18. These cases are by their nature fact-sensitive, and it is inevitable that the trial judge will have a more complete view of the facts than the appellate court. Some of these cases will turn on the case-management efforts made by the trial judge to ensure that a fair trial is possible. Given the nature of Derwent House, the social services files on these three complainants (at a difficult time in their lives) were extensive - albeit that these files were not complete, and indeed the day by day log books and staff registers of Derwent House were missing. Though the records showed significant gaps, there was no suggestion that there had been any culpable destruction of records. It seems to have been more a combination of routine destruction, a haphazard archiving policy, the erosion of time and other matters. The Crown summed up the position in their skeleton argument:

"(c) Although it is accepted that records had been lost, there was a wealth of important documentation which had been preserved and which was disclosed. The Crown deliberately declined to object to the admissibility of documents made by witnesses who were either untraced, unavailable or dead. The Defence were able to put, without challenge, the comments and conclusions (often unpleasant and damning) of professionals who had compiled reports and memoranda at or around the time when the complainants were children in care. Although individual day's records were largely lost, a picture was put before the jury in respect of each complainant of the views of the professionals dealing with them at the time. Although not exhaustive, it was substantial.

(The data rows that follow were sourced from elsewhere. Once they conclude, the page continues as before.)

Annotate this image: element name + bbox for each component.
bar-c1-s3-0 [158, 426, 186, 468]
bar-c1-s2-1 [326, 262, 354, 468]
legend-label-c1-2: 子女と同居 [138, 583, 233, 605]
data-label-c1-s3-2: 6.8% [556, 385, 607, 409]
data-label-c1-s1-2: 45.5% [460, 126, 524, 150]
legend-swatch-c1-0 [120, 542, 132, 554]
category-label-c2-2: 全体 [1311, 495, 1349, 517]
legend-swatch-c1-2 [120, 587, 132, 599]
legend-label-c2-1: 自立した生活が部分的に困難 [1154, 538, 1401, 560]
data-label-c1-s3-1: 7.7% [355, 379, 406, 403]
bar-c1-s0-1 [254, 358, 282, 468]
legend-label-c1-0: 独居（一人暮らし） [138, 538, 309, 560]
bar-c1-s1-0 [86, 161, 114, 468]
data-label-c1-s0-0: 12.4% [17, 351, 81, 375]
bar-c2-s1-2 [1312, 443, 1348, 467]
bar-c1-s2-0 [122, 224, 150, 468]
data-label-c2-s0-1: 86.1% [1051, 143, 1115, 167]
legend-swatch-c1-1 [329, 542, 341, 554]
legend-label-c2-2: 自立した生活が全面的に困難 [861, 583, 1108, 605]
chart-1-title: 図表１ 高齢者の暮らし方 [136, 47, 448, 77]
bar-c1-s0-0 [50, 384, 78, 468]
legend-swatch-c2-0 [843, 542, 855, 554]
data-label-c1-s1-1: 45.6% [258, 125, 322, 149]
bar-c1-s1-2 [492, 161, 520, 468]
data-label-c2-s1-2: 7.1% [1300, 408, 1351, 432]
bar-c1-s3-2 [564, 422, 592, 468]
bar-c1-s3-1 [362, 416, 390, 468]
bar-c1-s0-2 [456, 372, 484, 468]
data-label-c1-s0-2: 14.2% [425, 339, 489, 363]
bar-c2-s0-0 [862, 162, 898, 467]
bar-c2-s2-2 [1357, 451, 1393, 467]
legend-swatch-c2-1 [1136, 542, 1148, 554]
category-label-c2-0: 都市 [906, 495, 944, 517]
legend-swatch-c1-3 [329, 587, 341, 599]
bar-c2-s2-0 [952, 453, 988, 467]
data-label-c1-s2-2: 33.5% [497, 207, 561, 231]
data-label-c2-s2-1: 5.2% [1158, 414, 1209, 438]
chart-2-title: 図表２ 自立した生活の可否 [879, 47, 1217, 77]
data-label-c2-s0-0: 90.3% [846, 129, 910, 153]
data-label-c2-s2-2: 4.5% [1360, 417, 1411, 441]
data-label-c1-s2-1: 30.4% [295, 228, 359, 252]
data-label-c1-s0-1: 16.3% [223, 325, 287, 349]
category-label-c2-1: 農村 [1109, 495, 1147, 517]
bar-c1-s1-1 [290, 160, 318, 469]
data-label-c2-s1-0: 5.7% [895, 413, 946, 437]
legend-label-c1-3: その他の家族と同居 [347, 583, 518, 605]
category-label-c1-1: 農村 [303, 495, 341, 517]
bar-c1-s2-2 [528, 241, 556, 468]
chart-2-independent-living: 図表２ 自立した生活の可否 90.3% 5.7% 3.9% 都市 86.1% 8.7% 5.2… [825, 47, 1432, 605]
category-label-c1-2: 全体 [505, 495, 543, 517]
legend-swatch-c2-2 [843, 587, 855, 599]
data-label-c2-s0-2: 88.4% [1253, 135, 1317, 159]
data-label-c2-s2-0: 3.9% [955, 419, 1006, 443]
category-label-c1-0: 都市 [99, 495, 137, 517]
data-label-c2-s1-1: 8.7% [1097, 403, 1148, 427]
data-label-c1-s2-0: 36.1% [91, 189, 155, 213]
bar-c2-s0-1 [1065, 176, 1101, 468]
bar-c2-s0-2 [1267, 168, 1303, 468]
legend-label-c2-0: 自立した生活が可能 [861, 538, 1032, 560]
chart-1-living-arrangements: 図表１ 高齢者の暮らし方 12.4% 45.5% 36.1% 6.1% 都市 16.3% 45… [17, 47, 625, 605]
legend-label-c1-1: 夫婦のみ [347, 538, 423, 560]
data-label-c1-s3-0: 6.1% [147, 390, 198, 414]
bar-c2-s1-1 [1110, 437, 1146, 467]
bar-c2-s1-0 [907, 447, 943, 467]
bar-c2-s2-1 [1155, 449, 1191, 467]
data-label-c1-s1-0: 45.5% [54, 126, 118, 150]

(d) By this method, each complainant had placed before the jury as full a picture of their character and personality as children as one could have hoped for in a case of such age. To this extent, the absence of particular witnesses to events at the time was substantially counterbalanced. It was not contended that the acts of abuse took place in front of eyewitnesses (save for potential co-defendants). The light that such witnesses could shed on the specific allegations would therefore be limited."

That sensible and imaginative procedure introduced by the Crown and honoured by the judge will have gone a long way to reduce the inevitable difficulty in trying old cases. And, for reasons already made clear, this was a more fully documented case than most.

19. In relation to each set of counts, the appellant can identify how complete records might have helped, and can identify witnesses that cannot be traced. But all in all, the judge was entitled to conclude that a fair trial was possible, given his relaxed ruling in relation to the admissibility of the documents and reports in this case. The judge was right to let the trial proceed and accordingly this appeal must be dismissed.